Throughout the blackouts, the pair watch old episodes of Horsin' Around, visit an AA meeting where BoJack confesses his attempt to sleep with Penny, and visit the houses of Mr. Peanutbutter, Diane, Princess Carolyn, and Ana Spanakopita to make amends. While visiting Ana, BoJack experiences multiple blackouts while trying to hear a story about her lifeguard experience. After experiencing a two-week blackout, BoJack hears the story, in which Ana explains that she became a lifeguard after almost drowning, but was told by her instructor that there are people in this world one should not attempt saving, as they will pull you down in the long run.

After another blackout, BoJack is seen driving to Ohio with Sarah Lynn to make amends with Penny. The pair find Penny at a library and follow her to a school party, where they are caught by Penny when BoJack drunkenly trips over a group of boys. Scared, Penny distressedly tells the pair to leave. Driving home, Sarah Lynn finds the BoJack heroin BoJack had been given earlier that year. At home, the pair decide to snort the BoJack heroin, like "sophisticated adults", rather than inject it.

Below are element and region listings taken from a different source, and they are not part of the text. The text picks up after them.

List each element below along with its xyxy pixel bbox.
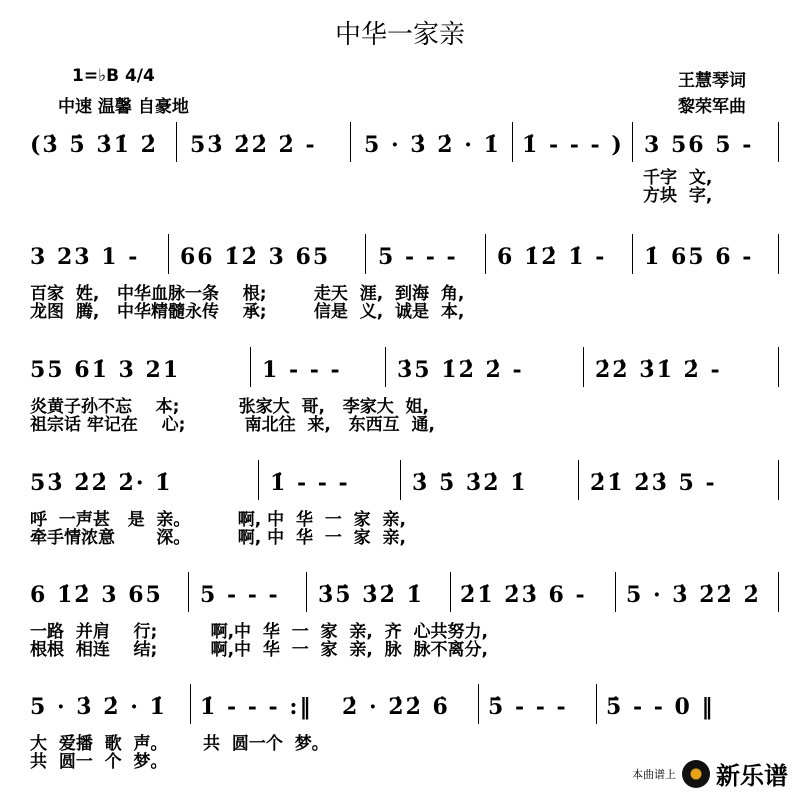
lyricist: 王慧琴词 [678,71,746,91]
lyric-verse-1: 大 爱播 歌 声。 共 圆一个 梦。 [30,734,329,754]
measure: 3 23 1 - [30,244,140,270]
barline [485,234,486,274]
watermark-logo [632,756,788,791]
lyric-verse-1: 千字 文, [643,168,713,188]
lyric-verse-1: 一路 并肩 行; 啊,中 华 一 家 亲, 齐 心共努力, [30,622,488,642]
tempo-marking: 中速 温馨 自豪地 [58,97,189,117]
measure: 3̇ 5̇ 3̇2̇ 1̇ [412,470,528,496]
brand-name: 新乐谱 [716,762,788,790]
measure: 53̇ 2̇2̇ 2̇· 1̇ [30,470,173,496]
measure: 3̇5̇ 3̇2̇ 1̇ [318,582,424,608]
barline [632,234,633,274]
barline [176,122,177,162]
lyric-verse-2: 牵手情浓意 深。 啊, 中 华 一 家 亲, [30,528,406,548]
staff-row-3 [0,353,800,453]
measure: 5̇ - - 0 ‖ [606,694,715,720]
lyric-verse-1: 百家 姓, 中华血脉一条 根; 走天 涯, 到海 角, [30,284,465,304]
barline [778,234,779,274]
staff-row-2 [0,240,800,340]
measure: 5 · 3̇ 2̇2̇ 2̇ [626,582,761,608]
measure: 1 - - - [262,357,342,383]
measure: 6 1̇2̇ 1̇ - [497,244,607,270]
barline [365,234,366,274]
vinyl-disc-icon [682,760,710,788]
barline [400,460,401,500]
barline [190,684,191,724]
barline [615,572,616,612]
barline [258,460,259,500]
footer-note: 本曲谱上 [632,767,676,781]
staff-row-4 [0,466,800,566]
measure: 3 56 5 - [644,132,754,158]
song-title: 中华一家亲 [334,20,465,50]
measure: 5 · 3̇ 2̇ · 1̇ [30,694,167,720]
barline [168,234,169,274]
barline [596,684,597,724]
measure: 6 1̇2̇ 3 65 [30,582,163,608]
measure: 2̇1̇ 2̇3̇ 6 - [460,582,587,608]
barline [578,460,579,500]
lyric-verse-2: 龙图 腾, 中华精髓永传 承; 信是 义, 诚是 本, [30,302,465,322]
lyric-verse-2: 祖宗话 牢记在 心; 南北往 来, 东西互 通, [30,415,435,435]
barline [778,347,779,387]
barline [306,572,307,612]
lyric-verse-2: 共 圆一 个 梦。 [30,752,168,772]
barline [583,347,584,387]
barline [188,572,189,612]
barline [778,572,779,612]
lyric-verse-1: 炎黄子孙不忘 本; 张家大 哥, 李家大 姐, [30,397,430,417]
barline [632,122,633,162]
barline [450,572,451,612]
measure: 1̇ - - - :‖ [200,694,313,720]
lyric-verse-2: 根根 相连 结; 啊,中 华 一 家 亲, 脉 脉不离分, [30,640,488,660]
measure: (3̇ 5̇ 3̇1̇ 2̇ [30,132,158,158]
measure: 53̇ 2̇2̇ 2̇ - [190,132,317,158]
measure: 5̇ - - - [488,694,568,720]
measure: 1̇ 65 6 - [644,244,754,270]
measure: 5 - - - [378,244,458,270]
lyric-verse-2: 方块 字, [643,186,713,206]
measure: 1̇ - - - ) [522,132,624,158]
barline [250,347,251,387]
measure: 3̇5 1̇2̇ 2̇ - [397,357,524,383]
lyric-verse-1: 呼 一声甚 是 亲。 啊, 中 华 一 家 亲, [30,510,406,530]
measure: 5 - - - [200,582,280,608]
barline [778,122,779,162]
staff-row-5 [0,578,800,678]
measure: 2̇2̇ 3̇1̇ 2̇ - [595,357,722,383]
barline [778,460,779,500]
barline [385,347,386,387]
measure: 2̇ · 2̇2̇ 6̇ [342,694,450,720]
staff-row-1 [0,128,800,228]
measure: 5 · 3̇ 2̇ · 1̇ [364,132,501,158]
key-signature: 1=♭B 4/4 [72,66,155,86]
barline [350,122,351,162]
measure: 66 1̇2̇ 3 65 [180,244,331,270]
measure: 1̇ - - - [270,470,350,496]
barline [512,122,513,162]
measure: 55 61̇ 3 21 [30,357,181,383]
composer: 黎荣军曲 [678,97,746,117]
measure: 2̇1̇ 2̇3̇ 5 - [590,470,717,496]
barline [478,684,479,724]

Now high, BoJack experiences a flashback to 2007, in which his former boss, Cuddlywhiskers, told him that The BoJack Horseman Show was gaining bad ratings and that they should cast Sarah Lynn as a guest star. In the present, Sarah Lynn learns that she has won the Oscar for Best Original Song. This saddens her, as she doesn't like who she is, so BoJack finally agrees to visit the Griffith Observatory with Sarah. Inside the building, Bojack nihilistically declares that seeing how "in the great, grand scheme of things, we're just tiny specks that will one day be forgotten", it is pointless to worry about one's mistakes in the past, or how one will be remembered. Listening to this, Sarah Lynn succumbs to a heroin overdose. BoJack nudges her shoulder and calls her name multiple times.

==Reception==
===Critical response===
The episode received widespread acclaim from critics. Les Chappell, writing for The A.V. Club, gave the episode an A. He praised the development of BoJack's character, and the show's movement from a comedy to a drama, stating that "BoJack Horseman wants to believe that his life is a sitcom... but BoJack Horseman isn't even close to being a sitcom. For all its bright colors, absurd images, and a plethora of puns, it's a show whose path is littered with broken things, a dark and uncompromising world more on par with prestige cable dramas." Jenny Jaffe, writing for Vulture, gave the episode a rating of 5 out of 5 stars, lauding the ending of the episode, stating that "It is hard to imagine another show putting its characters through quite as much as BoJack [has] suffered over the past three seasons. More impressive is how the writers allow those choices to influence the way each character does or doesn't grow. 'That's Too Much, Man!' goes a step further still. If you thought BoJack's Oscar campaign might serve as the crux as the season, you severely underestimated just how dark this show can get." Sarah Manuszak, writing for The Bull & Bear, praised Sarah Lynn's character development, stating that "Until her death, Sarah Lynn did not get the chance to live her own life." Valerie Ettenhofer, writing for Film School Rejects, noted that this episode was the "Tragic Centerpiece of BoJack Horseman".

===Accolades===
For her performance as Sarah Lynn in the episode, Kristen Schaal received a nomination at the 69th Primetime Emmy Awards for Outstanding Character Voice-Over Performance.